On Sunday November 4 I had the opportunity to attend the first Creative Commons Photo Awards ever held worldwide at the National Library in Beijing. I was invited, and there was a wide range of overseas guests, including Joichi Ito, president of Creative Commons and Dr. Catharina Maracke, director. The whole event was put together by Prof. Wang Chunyan, who is the project lead for the Creative Commons Mainland China. She also serves as assistant professor of law at Renmin University of China.
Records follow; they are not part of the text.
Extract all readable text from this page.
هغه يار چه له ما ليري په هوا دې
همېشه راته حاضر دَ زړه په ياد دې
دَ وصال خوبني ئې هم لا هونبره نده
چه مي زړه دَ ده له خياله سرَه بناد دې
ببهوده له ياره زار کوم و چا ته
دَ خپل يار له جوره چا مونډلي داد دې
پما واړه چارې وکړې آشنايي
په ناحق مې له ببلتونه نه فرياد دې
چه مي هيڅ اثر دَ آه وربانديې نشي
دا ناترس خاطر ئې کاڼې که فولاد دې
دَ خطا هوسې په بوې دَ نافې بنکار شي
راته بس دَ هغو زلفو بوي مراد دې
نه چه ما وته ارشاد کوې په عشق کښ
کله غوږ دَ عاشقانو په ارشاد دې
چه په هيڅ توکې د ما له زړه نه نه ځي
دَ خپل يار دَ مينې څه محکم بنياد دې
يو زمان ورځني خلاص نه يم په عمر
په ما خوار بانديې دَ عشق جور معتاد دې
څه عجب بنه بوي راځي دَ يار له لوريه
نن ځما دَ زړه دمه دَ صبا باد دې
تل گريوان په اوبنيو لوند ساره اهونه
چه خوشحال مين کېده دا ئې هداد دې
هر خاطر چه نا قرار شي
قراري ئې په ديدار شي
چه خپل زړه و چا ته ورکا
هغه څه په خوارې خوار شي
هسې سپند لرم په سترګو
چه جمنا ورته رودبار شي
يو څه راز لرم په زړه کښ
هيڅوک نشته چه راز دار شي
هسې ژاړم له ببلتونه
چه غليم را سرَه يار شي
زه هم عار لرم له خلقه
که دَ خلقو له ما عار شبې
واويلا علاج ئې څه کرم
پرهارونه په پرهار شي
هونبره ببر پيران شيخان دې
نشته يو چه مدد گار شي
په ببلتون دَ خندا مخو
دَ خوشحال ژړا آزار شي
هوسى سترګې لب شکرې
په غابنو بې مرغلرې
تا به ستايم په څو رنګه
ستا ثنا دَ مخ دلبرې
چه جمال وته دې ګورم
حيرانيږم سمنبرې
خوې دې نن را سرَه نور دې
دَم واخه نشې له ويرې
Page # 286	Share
There were some 4,000 photographers who submitted their photos for judging. The judging panel was made up of independent photographers and photo editors at Xinhua News Agency. There were some excellent speeches in Chinese about the development of Chinese photography. Joichi Ito spoke about Creative Commons licenses and about how to select them, while Dr. Maracke made an introduction to the CC licensing model, and how it has been implemented in some 80 countries, giving content creators some level of control over the degree of licensing they wanted to give.
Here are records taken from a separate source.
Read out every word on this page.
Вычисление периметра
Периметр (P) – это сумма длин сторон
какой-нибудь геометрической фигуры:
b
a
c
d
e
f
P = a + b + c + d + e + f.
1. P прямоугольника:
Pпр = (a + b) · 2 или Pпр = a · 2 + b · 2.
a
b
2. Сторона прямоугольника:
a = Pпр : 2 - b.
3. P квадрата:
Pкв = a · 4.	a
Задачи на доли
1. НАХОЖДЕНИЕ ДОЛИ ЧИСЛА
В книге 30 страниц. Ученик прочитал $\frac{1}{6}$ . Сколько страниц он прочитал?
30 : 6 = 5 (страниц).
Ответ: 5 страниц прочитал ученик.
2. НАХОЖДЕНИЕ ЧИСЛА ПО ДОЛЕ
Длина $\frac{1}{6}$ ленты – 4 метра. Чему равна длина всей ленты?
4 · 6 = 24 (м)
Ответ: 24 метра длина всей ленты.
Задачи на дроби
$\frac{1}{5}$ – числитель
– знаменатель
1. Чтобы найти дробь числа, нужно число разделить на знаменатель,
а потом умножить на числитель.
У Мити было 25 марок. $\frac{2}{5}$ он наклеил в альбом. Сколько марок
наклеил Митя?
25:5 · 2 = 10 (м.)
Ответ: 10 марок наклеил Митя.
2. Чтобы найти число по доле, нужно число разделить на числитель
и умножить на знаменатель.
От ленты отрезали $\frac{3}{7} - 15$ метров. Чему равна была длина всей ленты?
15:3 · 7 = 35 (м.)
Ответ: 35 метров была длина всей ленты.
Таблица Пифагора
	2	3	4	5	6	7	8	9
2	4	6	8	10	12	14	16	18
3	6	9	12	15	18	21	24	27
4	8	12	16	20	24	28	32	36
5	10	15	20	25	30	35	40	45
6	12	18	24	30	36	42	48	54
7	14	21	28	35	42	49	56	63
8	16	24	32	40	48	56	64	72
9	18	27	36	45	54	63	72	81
Stewart Cheifet, who serves on the board of Creative Commons Mainland China, discussed how there are now new software programs which help content creators easily choose the license they want to grant.
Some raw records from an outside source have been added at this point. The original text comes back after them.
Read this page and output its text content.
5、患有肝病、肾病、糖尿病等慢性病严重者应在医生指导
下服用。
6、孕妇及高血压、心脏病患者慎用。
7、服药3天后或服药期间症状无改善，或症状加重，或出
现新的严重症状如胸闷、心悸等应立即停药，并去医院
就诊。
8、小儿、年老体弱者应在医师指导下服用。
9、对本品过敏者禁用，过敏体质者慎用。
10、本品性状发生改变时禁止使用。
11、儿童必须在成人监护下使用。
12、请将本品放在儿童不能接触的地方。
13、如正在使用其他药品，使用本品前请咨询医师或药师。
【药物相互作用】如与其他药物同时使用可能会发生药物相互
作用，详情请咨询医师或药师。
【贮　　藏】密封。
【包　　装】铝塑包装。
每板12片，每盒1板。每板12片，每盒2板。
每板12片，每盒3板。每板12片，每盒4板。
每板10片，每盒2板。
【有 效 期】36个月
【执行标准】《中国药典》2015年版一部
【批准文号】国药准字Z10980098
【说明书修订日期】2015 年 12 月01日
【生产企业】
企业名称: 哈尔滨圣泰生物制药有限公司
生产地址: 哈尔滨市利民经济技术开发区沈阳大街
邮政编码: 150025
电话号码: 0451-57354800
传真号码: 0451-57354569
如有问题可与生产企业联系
Overall, the exhibition reached a perfect balance between photo appreciation/education and legal licensing. Photos were judged and voted on online which was made available through a Chinese language website for this event.
The whole event was covered by Sohu, the leading media sponsor, one of China’s leading news portals. Here is the Sohu article (in Chinese).
In the evening, I had dinner with Joichi Ito and the Sohu correspondent, Cherry Cheng, about how Creative Commons licensing lowers the costs of marketing for new content creators. By making low-resolution photos available for free, they can lower the very considerable costs of marketing their works. He told about how a new musician from Colombia released her vocals on the Internet, and found it incorporated into the music of other musicians, giving it far wider coverage than she would have had under traditional licensing methods.
Most who are new to the CC licensing model grant very limited rights, but when they become more comfortable with it, they grant more generous licensing terms, including commercial uses of their works. This is a strong trend.
Later on, we discussed some of the continuing misunderstandings between Japan and China, and how both sides needed to do more to build trust with each other. Aside from his involvement in the Creative Commons, Joichi also offered excellent insights into understanding Japanese politics, a subject which he covered very well in an article published by the New York Times.
Creative Commons is becoming more active in China, which is a very good thing. The Chinese are used to getting beaten over the head by the US congress about IP violations; now it is apparent that even many Americans feel that the US copyright law, which is largely dictated by larger traditional media companies, is broken and needs to be fixed. Earlier on, I posted about Cory Doctorow’s visit to Beijing in September, which was very well received.
It is Monday morning in Beijing as I write this, and I see that Joi has already posted about the event on his blog.